Untitled is a common name of contemporary art works and also refers to the incipient moment of a new text or idea. It was chosen to convey a sense of openness and process. A variety of writers and artists will discuss the use of language and words and/or their object status, the book and the letter, the question of the “emptiness” vs. the fullness of language as a poetic medium, the pictorial versus the narrative, the incorporation of extra-linguistic symbols and signs (maps, diagrams, formulas, etc.), the question of conceptual writing and words off the page – performed, cited, projected, incanted or invoked.

The conference will include two panels on the topic of Litterality, and examine how writers use what we normally consider non-linguistic elements, such as symbols, diagrams, maps, or scores placed in the context of writing. Also explored are invented writing systems, and what it might mean to think about the book as an object rather than as a collection of words or sentences.

As in the art world, many kinds of appropriation have been undertaken by experimental writers in the last several years. The panel on Appropriation and Citation will look at these practices, asking questions about whose work and what material gets appropriated, cited or resurrected, who owns texts, and if there is a difference between appropriation and citation.

A panel on The Meaninglessness or -fulness of Language will examine language as a vehicle of meaning. Rather than look at what texts say, it asks if language simply taken on its own is empty, saturated with meaning, both, or something else.

The fifth panel on The Concept of Conceptual Writing, looks at the use of writing not to convey meaning or tell stories but to convey concepts, asking how this might be similar, or not, to the work of conceptual artists in the visual arena.

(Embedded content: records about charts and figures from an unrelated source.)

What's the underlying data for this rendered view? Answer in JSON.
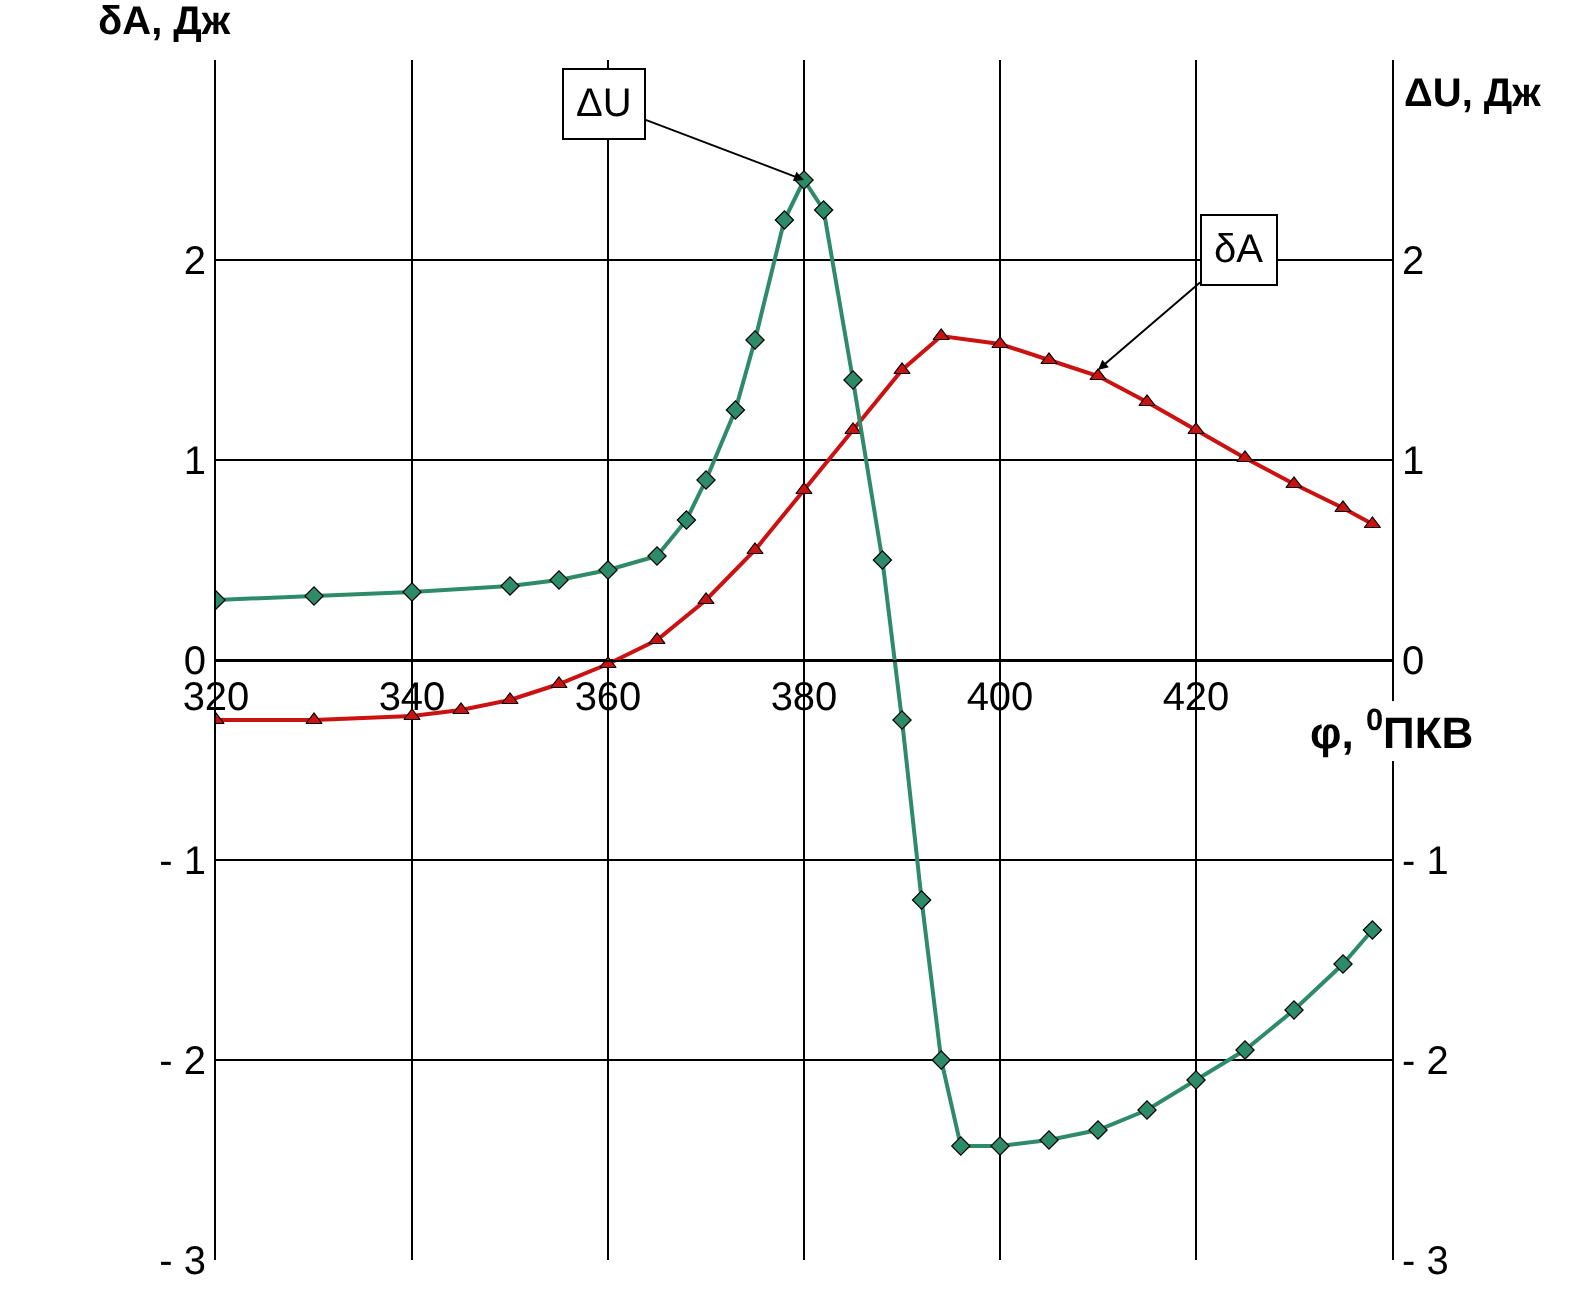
{
  "chart_data": {
    "type": "line",
    "ylabel": "δA, Дж",
    "y2label": "ΔU, Дж",
    "xlabel": "φ, $^{0}$ПКВ",
    "xlim": [
      320,
      440
    ],
    "xticks": [
      320,
      340,
      360,
      380,
      400,
      420,
      {
        "value": 440,
        "label": null
      }
    ],
    "ylim": [
      -3,
      3
    ],
    "yticks": [
      {
        "value": -3,
        "label": "- 3"
      },
      {
        "value": -2,
        "label": "- 2"
      },
      {
        "value": -1,
        "label": "- 1"
      },
      0,
      1,
      2
    ],
    "y2lim": [
      -3,
      3
    ],
    "y2ticks": [
      {
        "value": -3,
        "label": "- 3"
      },
      {
        "value": -2,
        "label": "- 2"
      },
      {
        "value": -1,
        "label": "- 1"
      },
      0,
      1,
      2
    ],
    "grid": true,
    "line_style": "solid",
    "series": [
      {
        "color": "#cc1111",
        "marker": "triangle",
        "x": [
          320,
          330,
          340,
          345,
          350,
          355,
          360,
          365,
          370,
          375,
          380,
          385,
          390,
          394,
          400,
          405,
          410,
          415,
          420,
          425,
          430,
          435,
          438
        ],
        "values": [
          -0.3,
          -0.3,
          -0.28,
          -0.25,
          -0.2,
          -0.12,
          -0.02,
          0.1,
          0.3,
          0.55,
          0.85,
          1.15,
          1.45,
          1.62,
          1.58,
          1.5,
          1.42,
          1.29,
          1.15,
          1.01,
          0.88,
          0.76,
          0.68
        ]
      },
      {
        "color": "#2e8b6a",
        "marker": "diamond",
        "axis": "y2",
        "x": [
          320,
          330,
          340,
          350,
          355,
          360,
          365,
          368,
          370,
          373,
          375,
          378,
          380,
          382,
          385,
          388,
          390,
          392,
          394,
          396,
          400,
          405,
          410,
          415,
          420,
          425,
          430,
          435,
          438
        ],
        "values": [
          0.3,
          0.32,
          0.34,
          0.37,
          0.4,
          0.45,
          0.52,
          0.7,
          0.9,
          1.25,
          1.6,
          2.2,
          2.4,
          2.25,
          1.4,
          0.5,
          -0.3,
          -1.2,
          -2.0,
          -2.43,
          -2.43,
          -2.4,
          -2.35,
          -2.25,
          -2.1,
          -1.95,
          -1.75,
          -1.52,
          -1.35
        ]
      }
    ],
    "annotations": [
      {
        "text": "ΔU",
        "x": 380,
        "y": 2.4
      },
      {
        "text": "δA",
        "x": 410,
        "y": 1.45
      }
    ]
  }
}
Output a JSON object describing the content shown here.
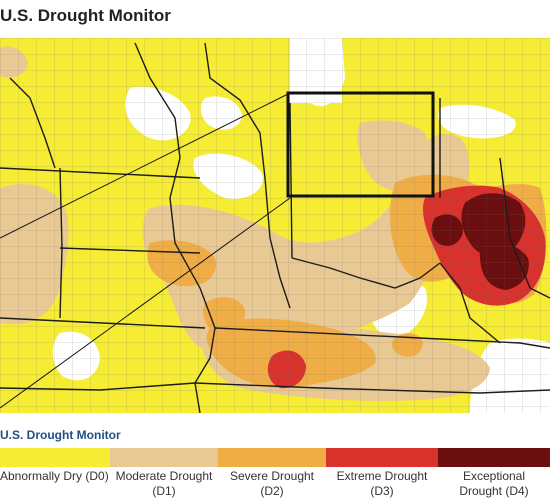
{
  "header": {
    "title": "U.S. Drought Monitor"
  },
  "legend": {
    "title": "U.S. Drought Monitor",
    "items": [
      {
        "label": "Abnormally Dry (D0)",
        "line2": "",
        "color": "#f5ec33"
      },
      {
        "label": "Moderate Drought",
        "line2": "(D1)",
        "color": "#e9c993"
      },
      {
        "label": "Severe Drought",
        "line2": "(D2)",
        "color": "#f0ac45"
      },
      {
        "label": "Extreme Drought",
        "line2": "(D3)",
        "color": "#d9322d"
      },
      {
        "label": "Exceptional",
        "line2": "Drought (D4)",
        "color": "#6b0e10"
      }
    ]
  },
  "map": {
    "none_color": "#ffffff",
    "lake_color": "#ffffff",
    "state_line_color": "#1c1c1c",
    "county_line_color": "#6b6b6b",
    "inset_frame_color": "#111111"
  }
}
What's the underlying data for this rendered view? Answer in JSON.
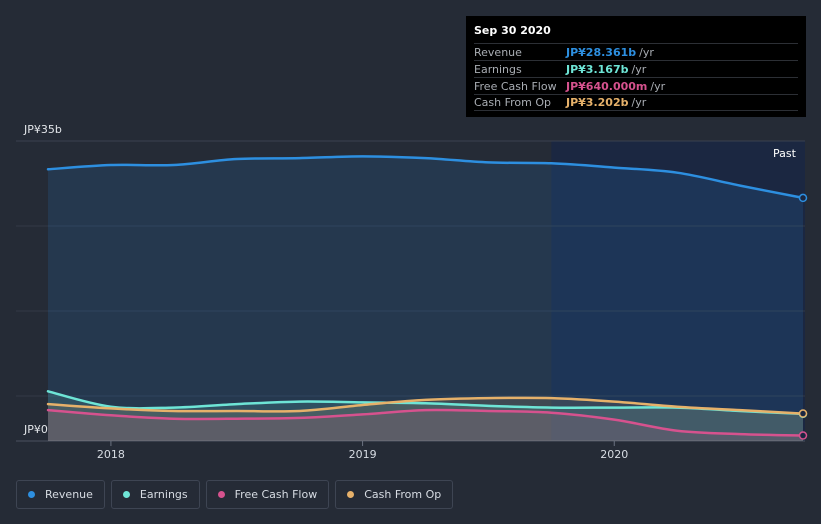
{
  "tooltip": {
    "date": "Sep 30 2020",
    "rows": [
      {
        "label": "Revenue",
        "value": "JP¥28.361b",
        "unit": "/yr",
        "color": "#2d8fe0"
      },
      {
        "label": "Earnings",
        "value": "JP¥3.167b",
        "unit": "/yr",
        "color": "#6ee5d6"
      },
      {
        "label": "Free Cash Flow",
        "value": "JP¥640.000m",
        "unit": "/yr",
        "color": "#d6528e"
      },
      {
        "label": "Cash From Op",
        "value": "JP¥3.202b",
        "unit": "/yr",
        "color": "#e6b16a"
      }
    ]
  },
  "past_label": "Past",
  "chart_data": {
    "type": "area",
    "y_top_label": "JP¥35b",
    "y_bottom_label": "JP¥0",
    "ylim": [
      0,
      35
    ],
    "xlim": [
      2017.75,
      2020.75
    ],
    "x_ticks": [
      {
        "value": 2018,
        "label": "2018"
      },
      {
        "value": 2019,
        "label": "2019"
      },
      {
        "value": 2020,
        "label": "2020"
      }
    ],
    "highlight_start": 2019.75,
    "series": [
      {
        "name": "Revenue",
        "color": "#2d8fe0",
        "fill": true,
        "x": [
          2017.75,
          2018.0,
          2018.25,
          2018.5,
          2018.75,
          2019.0,
          2019.25,
          2019.5,
          2019.75,
          2020.0,
          2020.25,
          2020.5,
          2020.75
        ],
        "values": [
          31.7,
          32.2,
          32.2,
          32.9,
          33.0,
          33.2,
          33.0,
          32.5,
          32.4,
          31.9,
          31.3,
          29.8,
          28.361
        ]
      },
      {
        "name": "Earnings",
        "color": "#6ee5d6",
        "fill": true,
        "x": [
          2017.75,
          2018.0,
          2018.25,
          2018.5,
          2018.75,
          2019.0,
          2019.25,
          2019.5,
          2019.75,
          2020.0,
          2020.25,
          2020.5,
          2020.75
        ],
        "values": [
          5.8,
          4.0,
          3.9,
          4.3,
          4.6,
          4.5,
          4.4,
          4.1,
          3.9,
          3.9,
          3.9,
          3.5,
          3.167
        ]
      },
      {
        "name": "Free Cash Flow",
        "color": "#d6528e",
        "fill": true,
        "x": [
          2017.75,
          2018.0,
          2018.25,
          2018.5,
          2018.75,
          2019.0,
          2019.25,
          2019.5,
          2019.75,
          2020.0,
          2020.25,
          2020.5,
          2020.75
        ],
        "values": [
          3.6,
          3.0,
          2.6,
          2.6,
          2.7,
          3.1,
          3.6,
          3.5,
          3.3,
          2.5,
          1.2,
          0.8,
          0.64
        ]
      },
      {
        "name": "Cash From Op",
        "color": "#e6b16a",
        "fill": true,
        "x": [
          2017.75,
          2018.0,
          2018.25,
          2018.5,
          2018.75,
          2019.0,
          2019.25,
          2019.5,
          2019.75,
          2020.0,
          2020.25,
          2020.5,
          2020.75
        ],
        "values": [
          4.3,
          3.8,
          3.5,
          3.5,
          3.5,
          4.2,
          4.8,
          5.0,
          5.0,
          4.6,
          4.0,
          3.6,
          3.202
        ]
      }
    ]
  },
  "legend": [
    {
      "label": "Revenue",
      "color": "#2d8fe0"
    },
    {
      "label": "Earnings",
      "color": "#6ee5d6"
    },
    {
      "label": "Free Cash Flow",
      "color": "#d6528e"
    },
    {
      "label": "Cash From Op",
      "color": "#e6b16a"
    }
  ]
}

In addition to the five panels, there will be two evening readings. The participants in the conference are Young-Hae Chang Heavy Industries, Latasha Diggs, Johanna Drucker, Kenneth Goldsmith, Robert Grenier, Douglas Kearney, Steve McCaffery, Julie Patton, Salvador Plascencia, Jessica Smith, Brian Kim Stefans, Stephanie Taylor, Shanxing Wang and Heriberto Yepez. This event is organized by Matias Viegener and Christine Wertheim of the Writing Program at CalArts, and funded by The Annenberg Foundation.